Actualmente, la fatiga crónica no puede curarse. Es decir, no existe un tratamiento definitivo que acabe con los problemas que dar forma a este síndrome, algo que los pacientes deben saber siempre desde el primer momento.


Lo que sí que existen son tratamientos multifactoriales que pueden ayudar muchísimo a reducir la sintomatología del síndrome. Es a esto a lo que hay que acudir para que los pacientes con este problema comiencen a sentirse mejor y puedan llevar una vida saludable y tranquila en la que la fatiga crónica no se convierta en lo único que exista.

Terapias

Aquí hablamos de terapias completamente naturales que son las que hay que tener en cuenta para controlar el estado de salud y reducir el impacto de la fatiga crónica en el organismo.


Se ha demostrado que terapias tan sencillas como el yoga o la meditación diaria son muy efectivas para reducir los síntomas de la fatiga crónica. Es algo que pasa también con otras patologías que tienen un origen neurológico, pero aquí lo que nos interesa es su relación con la fatiga crónica.


En este sentido, la tranquilidad y el bienestar mental que producen estas sencillas prácticas es algo que se puede aprovechar enormemente por parte de los pacientes. Asimismo, la acupuntura o el tai chi también pueden convertirse en muy buenos recursos para conseguir que los problemas que la fatiga crónica crea se reduzcan notablemente.

Fármacos

El tratamiento con fármacos de la fatiga crónica va más a los síntomas del síndrome que a la raíz del mismo. Es decir, se diagnostican medicamentos para problemas como el dolor o como la ansiedad causada por este problema de salud, pero no existe ningún tipo de remedio o medicamento que pueda aplicarse a los problemas que hay de fondo.
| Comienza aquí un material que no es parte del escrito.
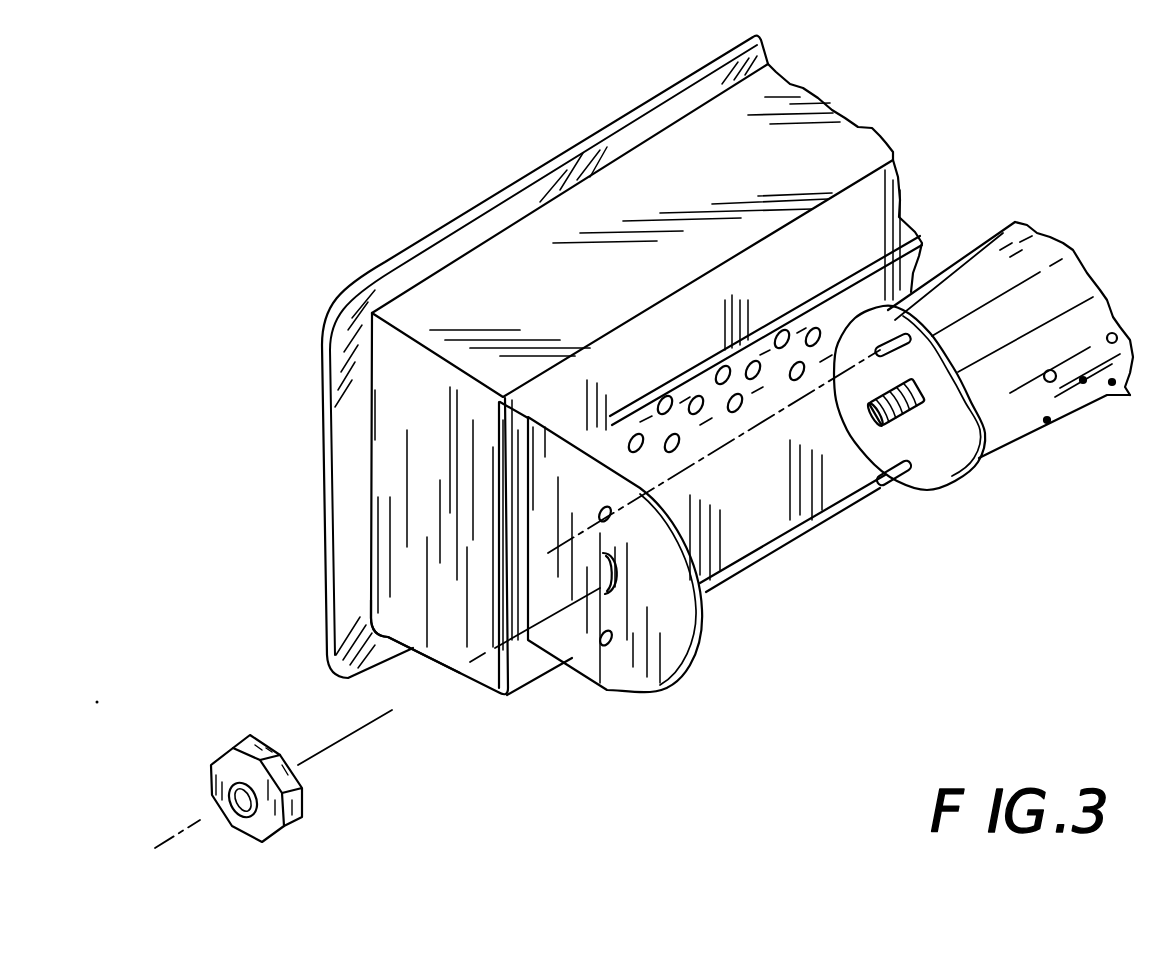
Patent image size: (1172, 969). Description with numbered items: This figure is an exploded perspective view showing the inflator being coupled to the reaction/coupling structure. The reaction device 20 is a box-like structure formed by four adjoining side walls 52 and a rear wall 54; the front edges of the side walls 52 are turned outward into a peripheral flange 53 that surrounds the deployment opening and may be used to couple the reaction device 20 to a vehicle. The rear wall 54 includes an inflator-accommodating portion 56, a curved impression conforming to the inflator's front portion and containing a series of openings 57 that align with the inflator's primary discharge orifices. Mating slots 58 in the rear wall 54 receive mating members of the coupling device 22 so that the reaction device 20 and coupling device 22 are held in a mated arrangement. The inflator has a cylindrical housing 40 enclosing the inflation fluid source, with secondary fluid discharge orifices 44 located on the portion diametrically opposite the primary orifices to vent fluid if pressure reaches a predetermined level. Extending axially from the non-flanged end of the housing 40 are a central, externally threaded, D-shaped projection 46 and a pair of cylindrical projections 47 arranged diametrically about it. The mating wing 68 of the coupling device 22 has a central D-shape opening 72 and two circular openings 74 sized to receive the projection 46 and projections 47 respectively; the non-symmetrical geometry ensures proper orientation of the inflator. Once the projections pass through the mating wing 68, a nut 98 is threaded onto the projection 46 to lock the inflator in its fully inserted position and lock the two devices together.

The reaction device 20 is at (866, 124).
The coupling device 22 is at (673, 690).
The cylindrical housing 40 is at (1023, 260).
The secondary fluid discharge orifices 44 is at (1113, 384).
The projection 46 is at (983, 420).
The projections 47 is at (877, 337).
The side walls 52 is at (413, 650).
The peripheral flange 53 is at (578, 138).
The rear wall 54 is at (826, 274).
The inflator-accommodating portion 56 is at (680, 395).
The openings 57 is at (750, 362).
The mating slots 58 is at (500, 405).
The mating wing 68 is at (678, 596).
The D-shape opening 72 is at (605, 560).
The circular openings 74 is at (612, 518).
The nut 98 is at (300, 776).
Ansiolíticos, paracetamol, complejos vitamínicos… La lista de recursos disponibles para paliar todos los problemas causados por el síndrome de fatiga crónica son muchos. Sin embargo, hay que recordarlo una vez más, los fármacos no van a solucionar en absoluto el problema, por lo que se deben combinar con los cambios en los hábitos de vida que antes hemos señalado como adecuados para las personas que padecen este problema.
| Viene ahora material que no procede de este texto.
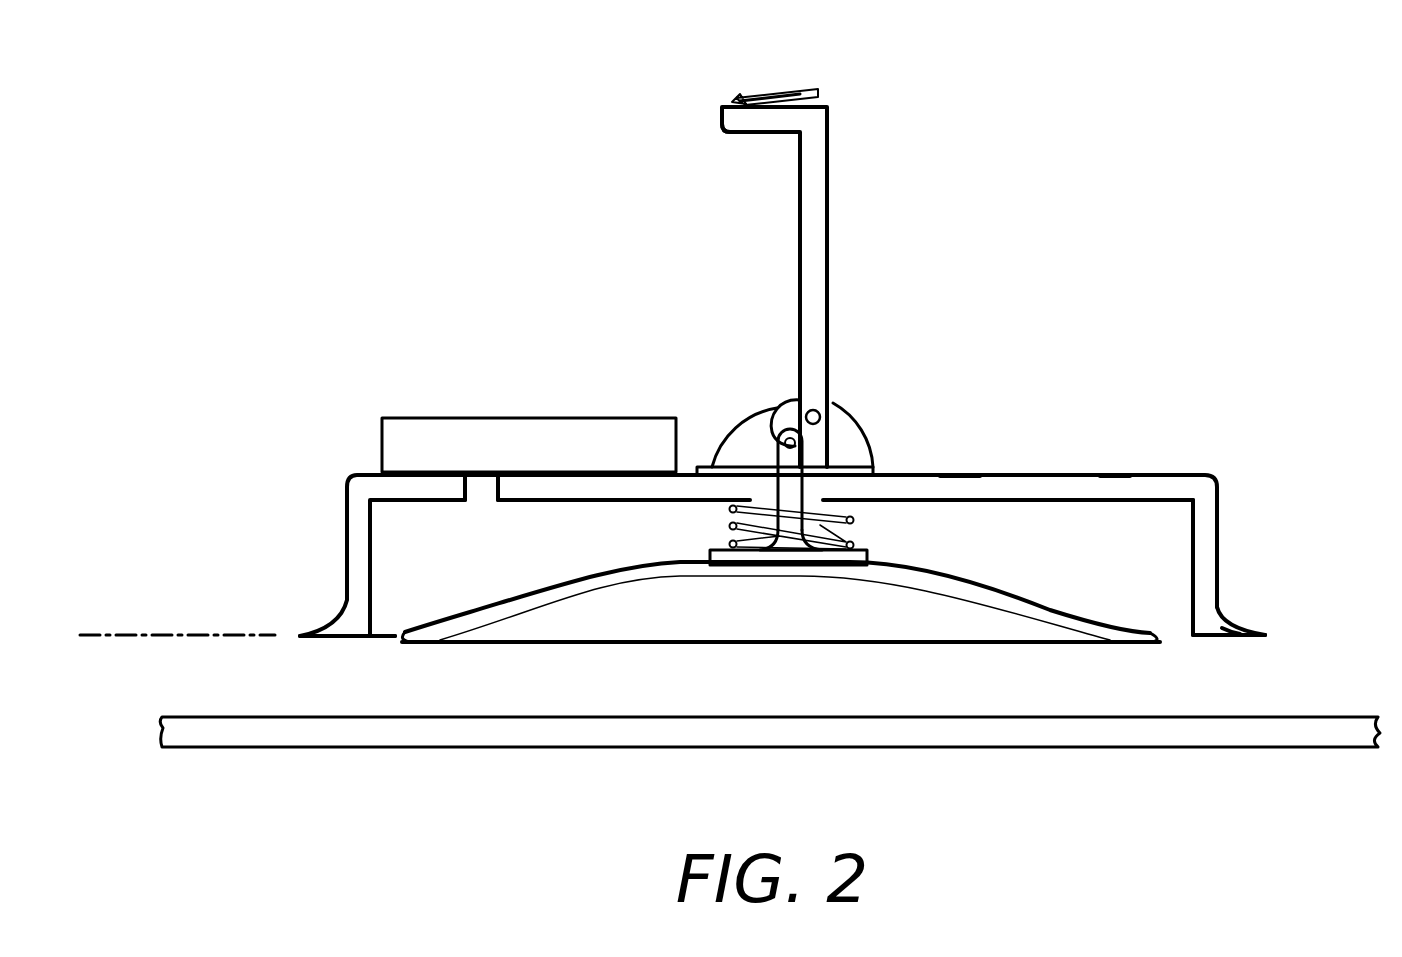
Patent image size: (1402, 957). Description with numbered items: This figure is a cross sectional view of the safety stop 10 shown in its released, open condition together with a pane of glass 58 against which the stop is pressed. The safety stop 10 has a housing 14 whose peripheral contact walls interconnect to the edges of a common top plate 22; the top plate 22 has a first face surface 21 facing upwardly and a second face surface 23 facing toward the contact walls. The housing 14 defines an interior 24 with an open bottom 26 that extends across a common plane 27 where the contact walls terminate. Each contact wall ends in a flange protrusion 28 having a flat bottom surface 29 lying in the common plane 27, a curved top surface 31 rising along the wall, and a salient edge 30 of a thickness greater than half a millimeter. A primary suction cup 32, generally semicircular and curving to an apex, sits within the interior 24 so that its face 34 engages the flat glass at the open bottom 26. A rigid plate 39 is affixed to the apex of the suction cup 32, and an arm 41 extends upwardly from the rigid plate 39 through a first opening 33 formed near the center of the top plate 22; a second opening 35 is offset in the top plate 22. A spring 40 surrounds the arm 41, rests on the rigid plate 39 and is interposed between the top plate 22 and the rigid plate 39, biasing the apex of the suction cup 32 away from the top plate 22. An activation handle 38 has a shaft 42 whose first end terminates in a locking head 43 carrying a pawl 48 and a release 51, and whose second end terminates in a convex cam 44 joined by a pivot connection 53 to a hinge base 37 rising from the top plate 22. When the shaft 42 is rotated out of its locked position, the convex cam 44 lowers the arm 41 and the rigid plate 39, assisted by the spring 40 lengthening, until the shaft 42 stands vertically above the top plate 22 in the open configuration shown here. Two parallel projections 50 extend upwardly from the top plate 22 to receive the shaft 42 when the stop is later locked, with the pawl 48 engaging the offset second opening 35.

The safety stop 10 is at (550, 283).
The housing 14 is at (963, 473).
The first face surface 21 is at (1158, 473).
The top plate 22 is at (1112, 487).
The second face surface 23 is at (1148, 503).
The interior 24 is at (998, 528).
The open bottom 26 is at (382, 640).
The common plane 27 is at (227, 633).
The flange protrusion 28 is at (1213, 618).
The flat bottom surface 29 is at (1227, 638).
The salient edge 30 is at (1262, 636).
The curved top surface 31 is at (1235, 622).
The primary suction cup 32 is at (1018, 592).
The first opening 33 is at (855, 453).
The face 34 is at (800, 645).
The second opening 35 is at (483, 490).
The hinge base 37 is at (757, 426).
The activation handle 38 is at (833, 183).
The rigid plate 39 is at (866, 548).
The spring 40 is at (735, 525).
The arm 41 is at (773, 448).
The shaft 42 is at (818, 263).
The locking head 43 is at (772, 118).
The convex cam 44 is at (797, 400).
The pawl 48 is at (760, 100).
The parallel projections 50 is at (462, 440).
The release 51 is at (798, 63).
The pivot connection 53 is at (825, 412).
The pane of glass 58 is at (487, 740).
El reverso de los medicamentos que pueden ayudar a combatir este problema son los que lo pueden agravar notablemente. Los antihistamínicos, algunos antibióticos, ciertos antidepresivos o los tratamientos para controlar la tensión arterial han demostrado que pueden desencadenar y agravar los problemas de esta dolencia.

Alimentos

La alimentación es clave para ponerle freno a la fatiga crónica. Es más, hay constancia de que ciertos productos son capaces de reducir las sensaciones y los molestos síntomas que suelen venir acompañando a este problema de salud, por lo que tienen que estar siempre a mano de los pacientes que sufren el cuadro de fatiga.


Recursos tan fáciles de obtener como la manzanilla, la alfalfa, el ginseng, la avena o el polen de abeja son más que suficientes para obtener ciertos beneficios que permitirán a los pacientes mejorar en algunos aspectos relacionados con el síndrome de fatiga crónica.
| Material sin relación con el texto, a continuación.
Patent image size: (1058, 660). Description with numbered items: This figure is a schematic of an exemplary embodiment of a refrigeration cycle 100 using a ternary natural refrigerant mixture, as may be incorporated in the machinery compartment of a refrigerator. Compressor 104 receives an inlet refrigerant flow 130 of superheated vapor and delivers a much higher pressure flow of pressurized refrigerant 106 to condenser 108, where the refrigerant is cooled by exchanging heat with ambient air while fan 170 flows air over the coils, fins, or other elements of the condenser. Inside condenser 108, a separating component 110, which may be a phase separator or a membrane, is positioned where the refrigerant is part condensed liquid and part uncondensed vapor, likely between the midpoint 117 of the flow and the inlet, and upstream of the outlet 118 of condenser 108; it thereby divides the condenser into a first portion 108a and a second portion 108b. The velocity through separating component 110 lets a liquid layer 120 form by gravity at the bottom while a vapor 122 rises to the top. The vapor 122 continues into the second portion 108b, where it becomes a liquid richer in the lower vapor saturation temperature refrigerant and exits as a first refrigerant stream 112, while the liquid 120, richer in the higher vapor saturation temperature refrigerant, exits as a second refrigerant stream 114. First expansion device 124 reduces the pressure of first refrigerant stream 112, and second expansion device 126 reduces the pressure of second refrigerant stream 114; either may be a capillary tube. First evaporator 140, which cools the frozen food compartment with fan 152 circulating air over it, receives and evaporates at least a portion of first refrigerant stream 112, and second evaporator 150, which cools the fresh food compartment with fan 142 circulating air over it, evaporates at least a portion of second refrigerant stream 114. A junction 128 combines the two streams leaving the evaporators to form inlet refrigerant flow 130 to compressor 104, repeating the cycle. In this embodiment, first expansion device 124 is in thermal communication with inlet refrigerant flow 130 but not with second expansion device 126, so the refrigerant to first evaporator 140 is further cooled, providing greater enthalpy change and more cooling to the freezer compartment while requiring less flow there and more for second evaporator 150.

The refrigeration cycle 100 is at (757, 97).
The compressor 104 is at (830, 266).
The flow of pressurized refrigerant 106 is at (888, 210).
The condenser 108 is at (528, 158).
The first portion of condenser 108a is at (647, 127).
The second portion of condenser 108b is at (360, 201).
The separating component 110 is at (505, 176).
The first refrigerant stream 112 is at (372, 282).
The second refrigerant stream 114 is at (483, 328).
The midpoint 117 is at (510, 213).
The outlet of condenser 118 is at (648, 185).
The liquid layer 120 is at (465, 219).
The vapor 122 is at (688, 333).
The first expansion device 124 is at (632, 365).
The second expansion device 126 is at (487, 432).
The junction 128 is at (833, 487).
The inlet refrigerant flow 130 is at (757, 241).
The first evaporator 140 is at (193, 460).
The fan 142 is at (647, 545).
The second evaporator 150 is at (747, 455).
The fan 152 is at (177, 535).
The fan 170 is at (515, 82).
El cuidado de ancianos con síndrome de fatiga crónica

El trabajo de los cuidadores o de los familiares que estén cerca de una persona mayor con problemas de fatiga crónica no va a ser sencillo. Es importante tener en cuenta el estado de la persona y asumir que su cansancio es algo contra lo que es muy complicado luchar.


Por otro lado, no hay que dejar en ningún caso que los ancianos caigan en la inactividad más absoluta. Esto no va a mejorar nada la situación que viven y sí que la agravará conduciendo a que se desarrollen nuevas patologías.
La alimentación, el ejercicio moderado y las terapias naturales son complementos muy efectivos. Eso sí, ninguno de ellos debe sustituir a las visitas recurrentes al médico.

Este es el profesional que se va a encargar de crear un tratamiento adecuado para cada persona y es el único que puede dictaminar si se está ante un caso de fatiga crónica o ante otro problema de salud.